Si l’on résume, il n’y a aucune protestation de la part des victimes présumées, ni aucune confirmation officielle. Des experts en sécurité informatique ont également exposé leurs doutes sur la véracité de ces informations : ils n’avaient jamais noté de problèmes sur les cartes mères de Supermicro, ni sur les serveurs qu’elles équipent. Seul un chef d’entreprise a pris la parole cette semaine pour aller dans le sens de « Business Week » : Yossi Appleboum, qui dirige la société de cybersécurité Sepio Systems, affirme avoir trouvé lui aussi des irrégularités sur ses serveurs, correspondant aux signes d’un piratage. Mais il est bien le seul…
Les USA menacés par l’expertise chinoise
Faut-il alors douter ? Ces révélations surgissent alors que Donald Trump a engagé un bras de fer avec le gouvernement chinois, qu’il tente d’imposer des taxes à l’importation, et de relocaliser une partie de la production aux Etats-Unis. Un contre-pied total après des années de libéralisme commercial. Auparavant le deal était clair : le marché américain était grand ouvert au made in China. Cela a permis une baisse des prix de la plupart des produits, et donc la quasi-disparition de l’inflation et du pouvoir d’achat supplémentaire pour les salariés. Cela a eu aussi d’autres effets plus pervers : la chute de l’emploi industriel aux Etats-Unis et la création d’emplois dans le monde des services, plus mal payés que ceux de l’industrie. Et in fine, cela a poussé une partie de la classe moyenne ouvrière, traditionnellement démocrate, dans le giron des républicains.

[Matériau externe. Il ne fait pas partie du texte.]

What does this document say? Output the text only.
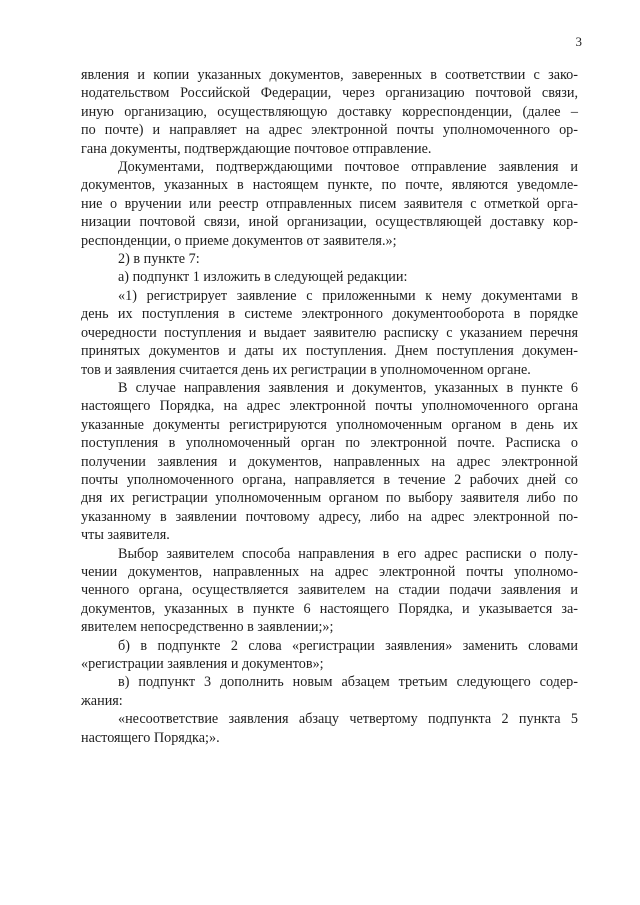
3
явления и копии указанных документов, заверенных в соответствии с зако-
нодательством Российской Федерации, через организацию почтовой связи,
иную организацию, осуществляющую доставку корреспонденции, (далее –
по почте) и направляет на адрес электронной почты уполномоченного ор-
гана документы, подтверждающие почтовое отправление.
Документами, подтверждающими почтовое отправление заявления и
документов, указанных в настоящем пункте, по почте, являются уведомле-
ние о вручении или реестр отправленных писем заявителя с отметкой орга-
низации почтовой связи, иной организации, осуществляющей доставку кор-
респонденции, о приеме документов от заявителя.»;
2) в пункте 7:
а) подпункт 1 изложить в следующей редакции:
«1) регистрирует заявление с приложенными к нему документами в
день их поступления в системе электронного документооборота в порядке
очередности поступления и выдает заявителю расписку с указанием перечня
принятых документов и даты их поступления. Днем поступления докумен-
тов и заявления считается день их регистрации в уполномоченном органе.
В случае направления заявления и документов, указанных в пункте 6
настоящего Порядка, на адрес электронной почты уполномоченного органа
указанные документы регистрируются уполномоченным органом в день их
поступления в уполномоченный орган по электронной почте. Расписка о
получении заявления и документов, направленных на адрес электронной
почты уполномоченного органа, направляется в течение 2 рабочих дней со
дня их регистрации уполномоченным органом по выбору заявителя либо по
указанному в заявлении почтовому адресу, либо на адрес электронной по-
чты заявителя.
Выбор заявителем способа направления в его адрес расписки о полу-
чении документов, направленных на адрес электронной почты уполномо-
ченного органа, осуществляется заявителем на стадии подачи заявления и
документов, указанных в пункте 6 настоящего Порядка, и указывается за-
явителем непосредственно в заявлении;»;
б) в подпункте 2 слова «регистрации заявления» заменить словами
«регистрации заявления и документов»;
в) подпункт 3 дополнить новым абзацем третьим следующего содер-
жания:
«несоответствие заявления абзацу четвертому подпункта 2 пункта 5
настоящего Порядка;».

Au fil des ans, la Chine est donc devenue l’usine du monde, mais aussi, désormais, un pays développé qui détient une expertise poussée dans le haut de gamme et tout ce qui est technologique. Et c’est ce qui est désormais en jeu : à force de déléguer leur production, les Etats-Unis s’aperçoivent qu’ils sont eux aussi menacés par cette expertise. Eux qui avaient le monopole des outils de surveillance sophistiqués, qui leur permettaient d’espionner facilement le reste du monde, peuvent se faire infiltrer par les outils d’espionnage chinois.
Un danger a certes été écarté : les fabricants d’équipement de télécommunication chinois, à commencer par ceux du numéro un mondial Huawei, sont interdits sur le sol américain. La crainte derrière cette interdiction est exactement la même que celle révélée par l’affaire Supermicro : les Américains craignent que les serveurs de Huawei ne cachent des composants qui permettraient aux Chinois d’écouter ce qu’ils veulent sur les réseaux américains. Cette peur officielle en cachait donc une autre, officieuse : que tous les équipements informatiques soient également équipés d’un outil d’espionnage, « ce qui relativise les craintes que nous avons d’ailleurs sur Huawei en Europe, où ils ont pris une bonne partie du marché : finalement, leurs équipements ne sont pas les seuls à pouvoir nous espionner… », constate un patron français.